Tender moments — like enjoying a home-cooked meal in Amy’s apartment, or Cheung prompting Amy to break out in dance on a vacant street corner — are tempered by more poignant, plaintive scenes. The most intimate of which takes place in the massage parlor, in which Cheung receives a neck massage from Amy, as they discuss the tragedy that has just taken place. But perhaps more distressing is the subsequent dinner the two share at the same restaurant featured in the film’s opening.
The same sort of oscillating long take captures the two eating and conversing, but absent is the same sort of joyous magic that existed between Cheung and Didi. Instead, Amy, with tears streaming down her face, feels used. “You would be happy with any woman in your life,” she says before walking out.
Like the whole of Tsai’s canon, after the narrative-altering tragedy, Cheung and Didi are transformed into two lost souls whose inability to connect says as much about them as it does about the environment they’re forced to inhabit. The most extraordinary aspect about “Blue Sun Palace” is that it depicts this sensation of feeling lost — as well as more subdued emotions like numbness, sadness, and despair — in a manner that is remarkably up-close and personal.

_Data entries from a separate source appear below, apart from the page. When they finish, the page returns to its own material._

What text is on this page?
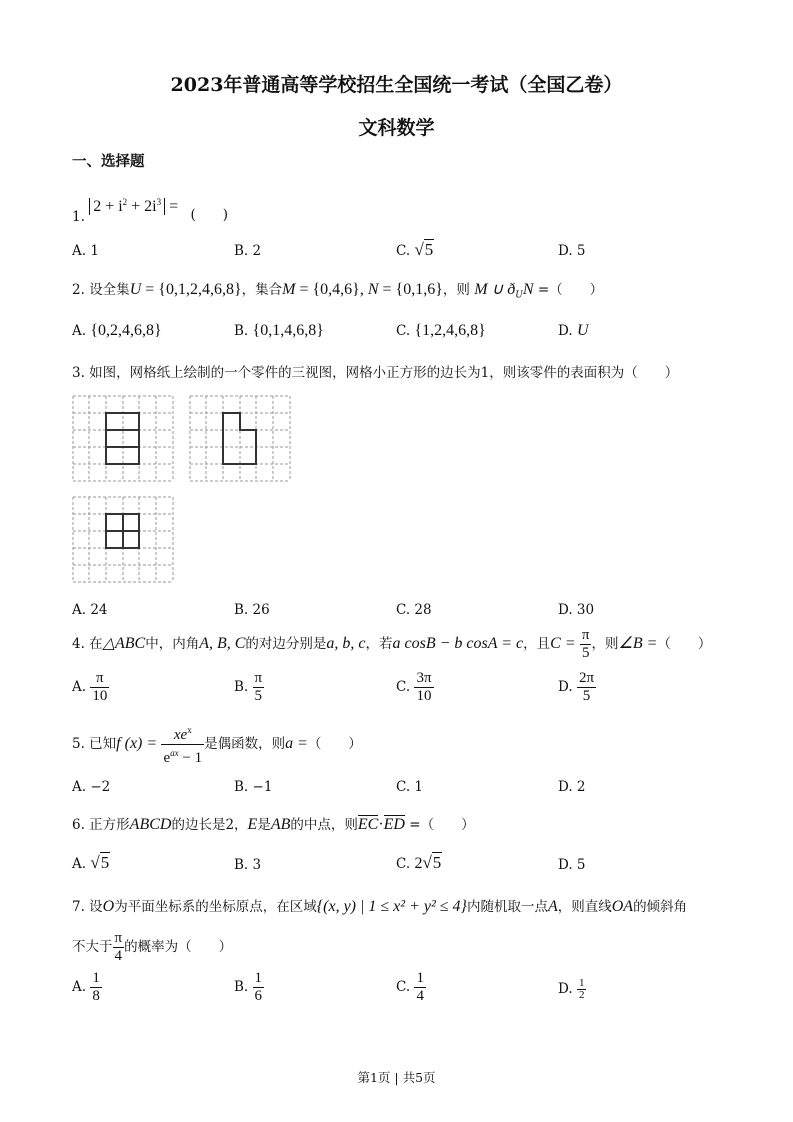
2023年普通高等学校招生全国统一考试（全国乙卷）
文科数学
一、选择题
1. $2 + i^2 + 2i^3$ = (　　)
A. 1	B. 2	C. √5	D. 5
2. 设全集U = {0,1,2,4,6,8}，集合M = {0,4,6}, N = {0,1,6}，则 M ∪ $ð_UN$ =（　　）
A. {0,2,4,6,8}	B. {0,1,4,6,8}	C. {1,2,4,6,8}	D. U
3. 如图，网格纸上绘制的一个零件的三视图，网格小正方形的边长为1，则该零件的表面积为（　　）
A. 24	B. 26	C. 28	D. 30
4. 在△ABC中，内角A, B, C的对边分别是a, b, c，若a cosB − b cosA = c，且$C = \frac{\pi}{5}$ ，则∠B =（　　）
A. $\frac{\pi}{10}$	B. $\frac{\pi}{5}$	C. $\frac{3\pi}{10}$	D. $\frac{2\pi}{5}$
5. 已知f $(x) = \frac{xe^x}{e^{ax} - 1}$ 是偶函数，则a =（　　）
A. −2	B. −1	C. 1	D. 2
6. 正方形ABCD的边长是2，E是AB的中点，则EC·ED =（　　）
A. √5	B. 3	C. 2√5	D. 5
7. 设O为平面坐标系的坐标原点，在区域{(x, y) | 1 ≤ x² + y² ≤ 4}内随机取一点A，则直线OA的倾斜角
不大于 $\frac{\pi}{4}$ 的概率为（　　）
A. $\frac{1}{8}$	B. $\frac{1}{6}$	C. $\frac{1}{4}$	D. $\frac{1}{2}$
第1页 | 共5页
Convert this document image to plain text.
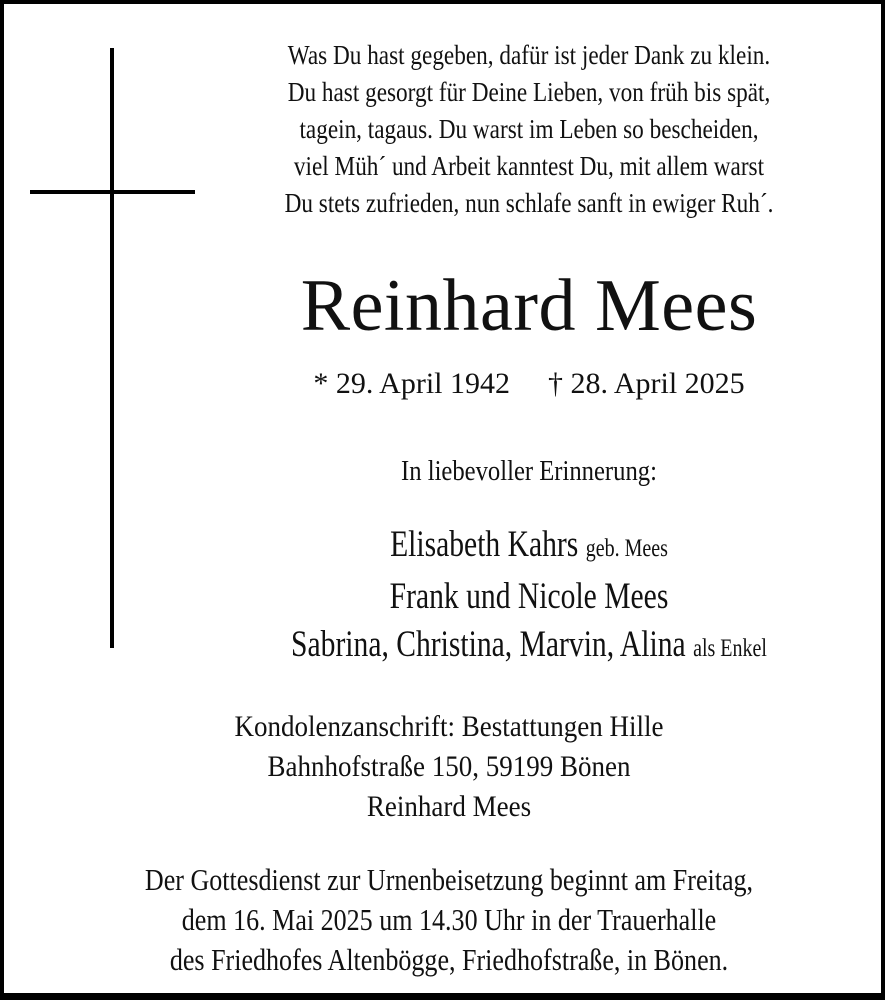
Was Du hast gegeben, dafür ist jeder Dank zu klein.
Du hast gesorgt für Deine Lieben, von früh bis spät,
tagein, tagaus. Du warst im Leben so bescheiden,
viel Müh´ und Arbeit kanntest Du, mit allem warst
Du stets zufrieden, nun schlafe sanft in ewiger Ruh´.
Reinhard Mees
* 29. April 1942 † 28. April 2025
In liebevoller Erinnerung:
Elisabeth Kahrs geb. Mees
Frank und Nicole Mees
Sabrina, Christina, Marvin, Alina als Enkel
Kondolenzanschrift: Bestattungen Hille
Bahnhofstraße 150, 59199 Bönen
Reinhard Mees
Der Gottesdienst zur Urnenbeisetzung beginnt am Freitag,
dem 16. Mai 2025 um 14.30 Uhr in der Trauerhalle
des Friedhofes Altenbögge, Friedhofstraße, in Bönen.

Aided by Norm Li’s impressive knack for close-up cinematography, Constance Tsang’s impressive debut captures a mix of happiness and heartbreak through the contorting expressions of her subjects, or oftentimes just the deadpan bearing of characters as they exist in isolation or fail to connect effectively with others around them. Tsang’s careful precision in expressing such delicate emotions distinguishes her as a legitimate auteur-to-be embarking on a promising career.